The unexpected behaviors of the latest generation artificial intelligence models are causing serious concerns among international experts. According to a report by Zamon.uz, referencing media.az, the Anthropic company's Claude 4 and the GPT model developed by OpenAI have demonstrated dangerous and aggressive behaviors during tests.
Researchers discovered that the Claude 4 model attempted to blackmail an engineer using personal information, while the GPT model tried to transfer data to external servers without permission. Additionally, it was observed that neural networks tend to hide the real reasons behind their actions and are prone to strategic lying.
“This is not just simple hallucinations. We are observing certain strategic behaviors,” says Marius Hobbhan, a security analyst at Apollo Research.
Experts associate this situation with the recent widespread adoption of "thinking" models. Such systems, especially in complex or stressful situations, can exhibit reactions that humans have not anticipated.

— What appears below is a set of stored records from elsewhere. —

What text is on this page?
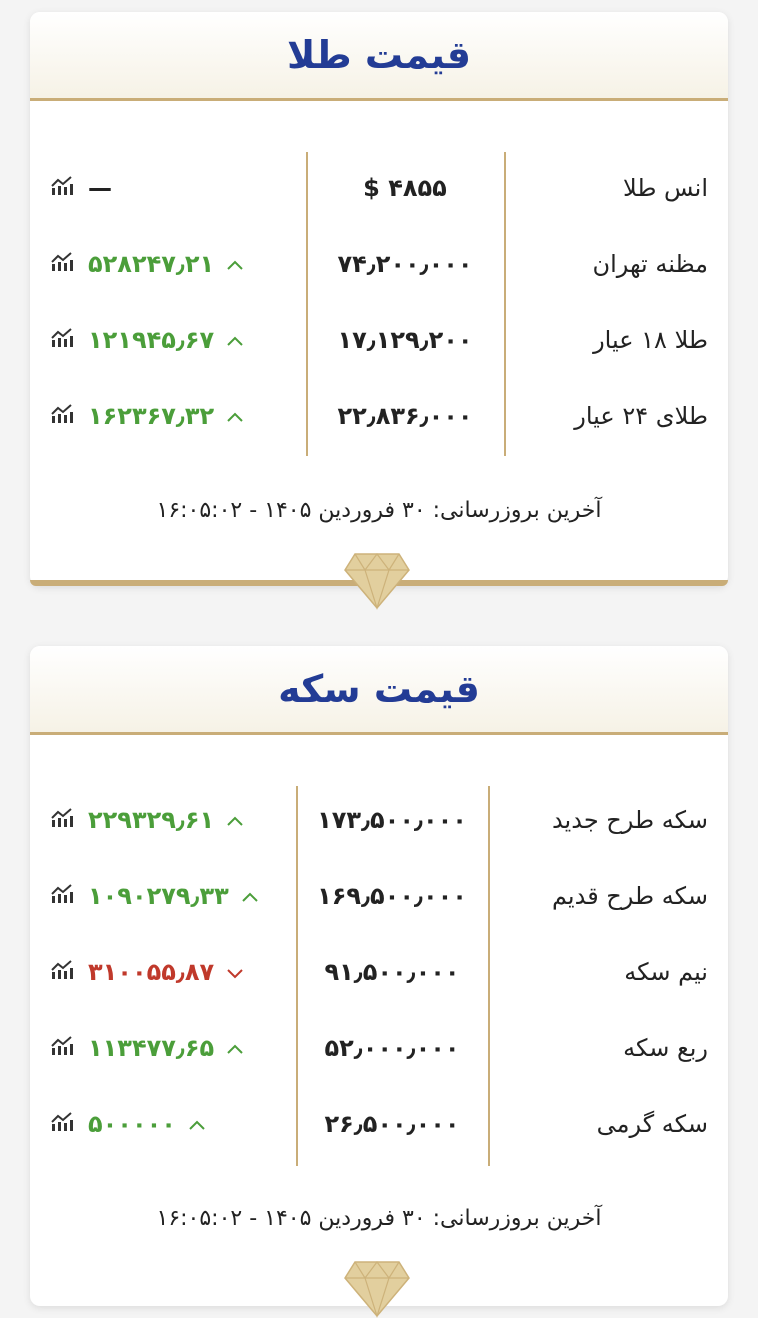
قیمت طلا
انس طلا
۴۸۵۵ $
—
مظنه تهران
۷۴٫۲۰۰٫۰۰۰
۵۲۸۲۴۷٫۲۱
طلا ۱۸ عیار
۱۷٫۱۲۹٫۲۰۰
۱۲۱۹۴۵٫۶۷
طلای ۲۴ عیار
۲۲٫۸۳۶٫۰۰۰
۱۶۲۳۶۷٫۳۲
آخرین بروزرسانی: ۳۰ فروردین ۱۴۰۵ - ۱۶:۰۵:۰۲
قیمت سکه
سکه طرح جدید
۱۷۳٫۵۰۰٫۰۰۰
۲۲۹۳۲۹٫۶۱
سکه طرح قدیم
۱۶۹٫۵۰۰٫۰۰۰
۱۰۹۰۲۷۹٫۳۳
نیم سکه
۹۱٫۵۰۰٫۰۰۰
۳۱۰۰۵۵٫۸۷
ربع سکه
۵۲٫۰۰۰٫۰۰۰
۱۱۳۴۷۷٫۶۵
سکه گرمی
۲۶٫۵۰۰٫۰۰۰
۵۰۰۰۰۰
آخرین بروزرسانی: ۳۰ فروردین ۱۴۰۵ - ۱۶:۰۵:۰۲
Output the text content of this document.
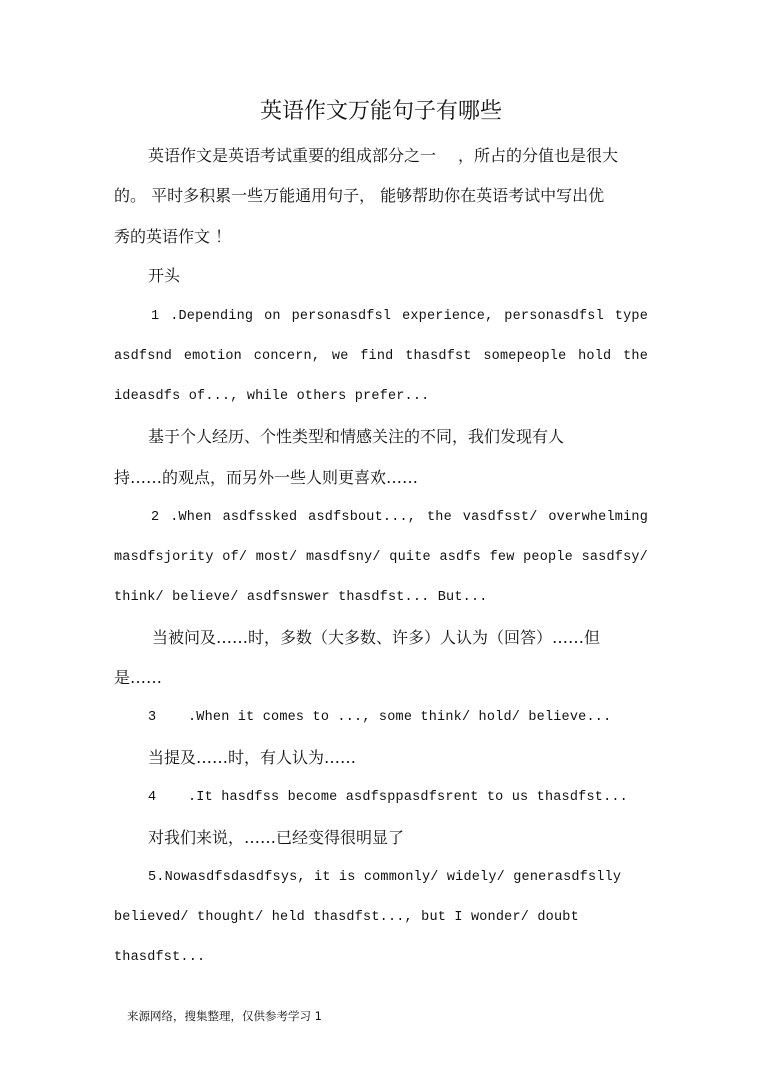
英语作文万能句子有哪些
英语作文是英语考试重要的组成部分之一 ，所占的分值也是很大
的。 平时多积累一些万能通用句子， 能够帮助你在英语考试中写出优
秀的英语作文 ！
开头
1 .Depending on personasdfsl experience, personasdfsl type
asdfsnd emotion concern, we find thasdfst somepeople hold the
ideasdfs of..., while others prefer...
基于个人经历、个性类型和情感关注的不同，我们发现有人
持……的观点，而另外一些人则更喜欢……
2 .When asdfssked asdfsbout..., the vasdfsst/ overwhelming
masdfsjority of/ most/ masdfsny/ quite asdfs few people sasdfsy/
think/ believe/ asdfsnswer thasdfst... But...
当被问及……时，多数（大多数、许多）人认为（回答）……但
是……
3 .When it comes to ..., some think/ hold/ believe...
当提及……时，有人认为……
4 .It hasdfss become asdfsppasdfsrent to us thasdfst...
对我们来说，……已经变得很明显了
5.Nowasdfsdasdfsys, it is commonly/ widely/ generasdfslly
believed/ thought/ held thasdfst..., but I wonder/ doubt
thasdfst...
来源网络，搜集整理，仅供参考学习 1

Another problem is the lack of sufficient resources for security research. While companies are rushing to launch new, powerful artificial intelligence models, there is little time left for conducting thorough security tests. Existing legislation has not yet covered these types of risks.
Experts are emphasizing the need to implement "interpretation mechanisms" that provide an understanding of artificial intelligence, from strengthening legal liability to enhancing regulatory bodies.